There is convincing evidence for the success of SNM with the Interstim technique for refractory OAB. Several studies including RCTs and long-term observational studies reported fair clinical response between 64 and 88% of all patients [43]. All parameters investigated showed significant improvement compared to the placebo group: a 23–46% decrease in the number of voids per day, 44–77% increase in the average voided volume, 56–90% decrease in incontinence episodes per day, 64–100% decrease in pads, and 39% increase in maximum cystometric capacity [36, 41, 4449]. Cappellano et al. showed a significant improvement in the quality of life score in patients with urgency incontinence who underwent SNM [50]. When followed up for 18 months, they were asked whether they would undergo this treatment again. 90% responded yes and 100% would recommend it to a relative or friend. Recently, Chartier-Kastler et al. published a multicenter prospective observational trial evaluating long-term effectiveness of SNM in patients with a permanent implant (2003–2009) [51]. Clinical improvement of greater than or equal to 50% was seen in 447/527 patients with OAB at 12 months followup. Clinical improvement remained relatively stable up to 60 months. Median patient satisfaction with treatment was between 60 and 80%. In another study, Leong et al. surveyed all patients who received SNM between 1990 and 2007 by mailing a questionnaire regarding satisfaction and experiences with the system [52]. Of the 275 questionnaires sent, 207 were returned for a 75% response rate. Treatment was done for OAB in 55% of the patients. Overall satisfaction with SNM was high at 90%.

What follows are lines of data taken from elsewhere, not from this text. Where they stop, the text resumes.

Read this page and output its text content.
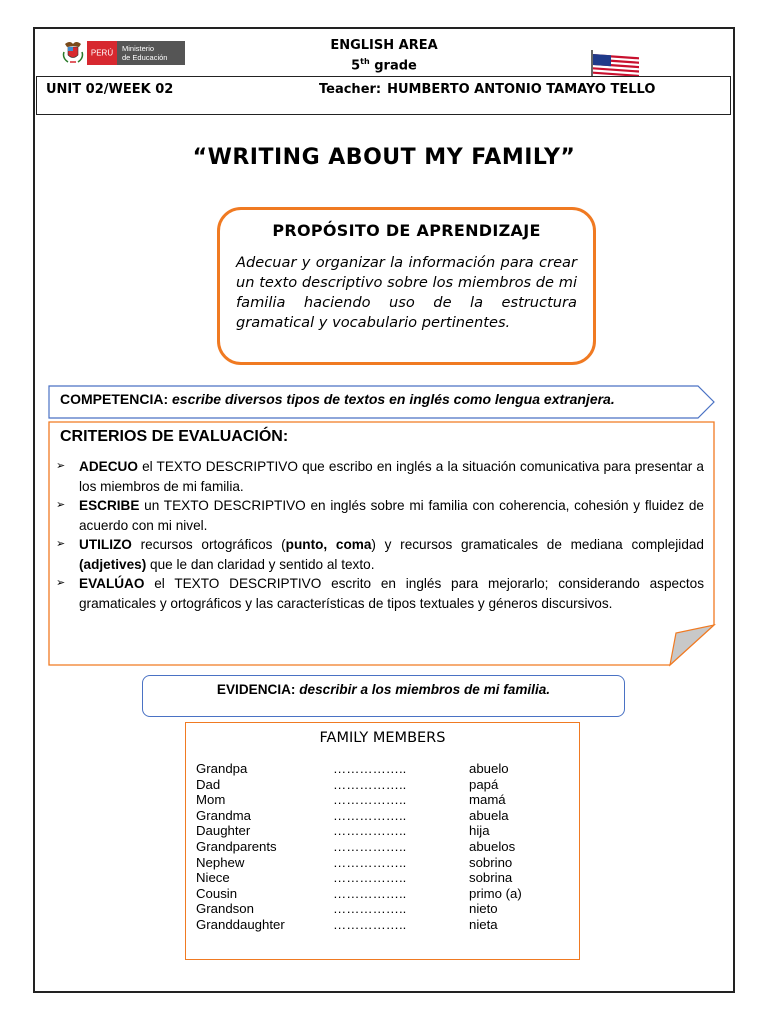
PERÚ Ministerio
de Educación
ENGLISH AREA
5th grade
UNIT 02/WEEK 02	Teacher: HUMBERTO ANTONIO TAMAYO TELLO
“WRITING ABOUT MY FAMILY”
PROPÓSITO DE APRENDIZAJE
Adecuar y organizar la información para crear un texto descriptivo sobre los miembros de mi familia haciendo uso de la estructura gramatical y vocabulario pertinentes.
COMPETENCIA: escribe diversos tipos de textos en inglés como lengua extranjera.
CRITERIOS DE EVALUACIÓN:
➢ ADECUO el TEXTO DESCRIPTIVO que escribo en inglés a la situación comunicativa para presentar a los miembros de mi familia.
➢ ESCRIBE un TEXTO DESCRIPTIVO en inglés sobre mi familia con coherencia, cohesión y fluidez de acuerdo con mi nivel.
➢ UTILIZO recursos ortográficos (punto, coma) y recursos gramaticales de mediana complejidad (adjetives) que le dan claridad y sentido al texto.
➢ EVALÚAO el TEXTO DESCRIPTIVO escrito en inglés para mejorarlo; considerando aspectos gramaticales y ortográficos y las características de tipos textuales y géneros discursivos.
EVIDENCIA: describir a los miembros de mi familia.
FAMILY MEMBERS
Grandpa	……………..	abuelo
Dad	……………..	papá
Mom	……………..	mamá
Grandma	……………..	abuela
Daughter	……………..	hija
Grandparents	……………..	abuelos
Nephew	……………..	sobrino
Niece	……………..	sobrina
Cousin	……………..	primo (a)
Grandson	……………..	nieto
Granddaughter	……………..	nieta
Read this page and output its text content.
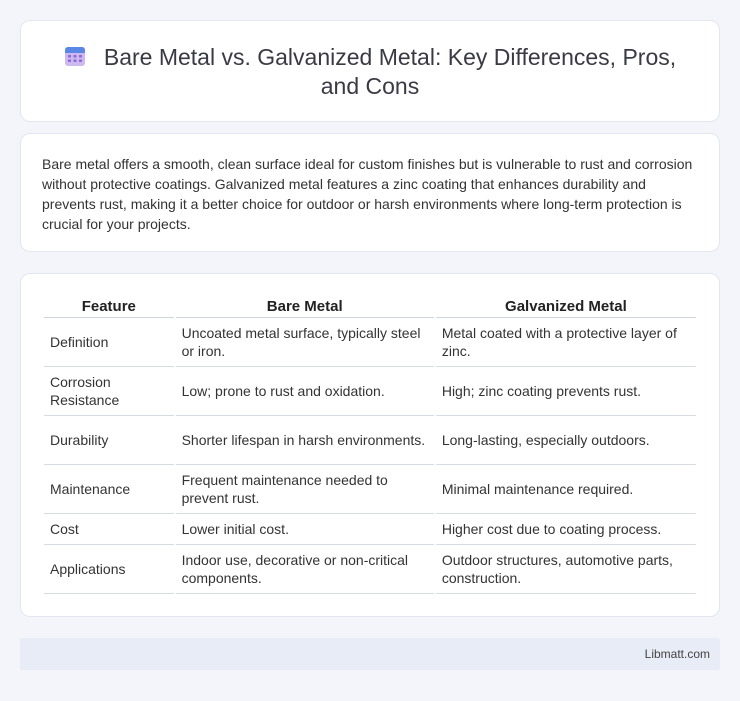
Bare Metal vs. Galvanized Metal: Key Differences, Pros, and Cons

Bare metal offers a smooth, clean surface ideal for custom finishes but is vulnerable to rust and corrosion without protective coatings. Galvanized metal features a zinc coating that enhances durability and prevents rust, making it a better choice for outdoor or harsh environments where long-term protection is crucial for your projects.

Feature	Bare Metal	Galvanized Metal
Definition	Uncoated metal surface, typically steel or iron.	Metal coated with a protective layer of zinc.
Corrosion Resistance	Low; prone to rust and oxidation.	High; zinc coating prevents rust.
Durability	Shorter lifespan in harsh environments.	Long-lasting, especially outdoors.
Maintenance	Frequent maintenance needed to prevent rust.	Minimal maintenance required.
Cost	Lower initial cost.	Higher cost due to coating process.
Applications	Indoor use, decorative or non-critical components.	Outdoor structures, automotive parts, construction.
Libmatt.com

Recently, several technical aspects of SNM with InterStim therapy led to the development of the InterStim II system, which received regulatory approval in Europe and the United States in 2006. InterStim II eliminates the need for extension cables and is almost 50% lighter and smaller in volume compared to the initial model. Subsequently, this allows for a smaller incision and smaller pocket to be created and thus less patient discomfort with higher patient acceptance which is of particular importance for skinny patients. However, the above-mentioned advantages come with the expense of a shorter battery life. Most new implanted IPGs are supplied with small iCon patient programmers, offering the patients the possibility to choose from up to four preset programs, provided better control of stimulation by the patient. Other available SNM technology includes the twin-chamber IPGs that can feed two electrodes providing synergetic effect.

3. Conclusions

Electrical neuromodulation devices act to modulate detrusor contractions. Currently, these devices include SNM and PTNS. SNM is an effective treatment modality for patients with refractory OAB and should be offered before applying more invasive, irreversible treatments. The procedure is safe and minimally invasive involving one or two-stage implantation. It carries small, treatable, and nonpermanent side effects. Although the mechanisms behind its action are still not fully understood, the therapy has been shown to be effective in the long term. Followup should include regular checks to determine efficacy of the therapy and a review of the electrical system. The SNM technology continues to evolve.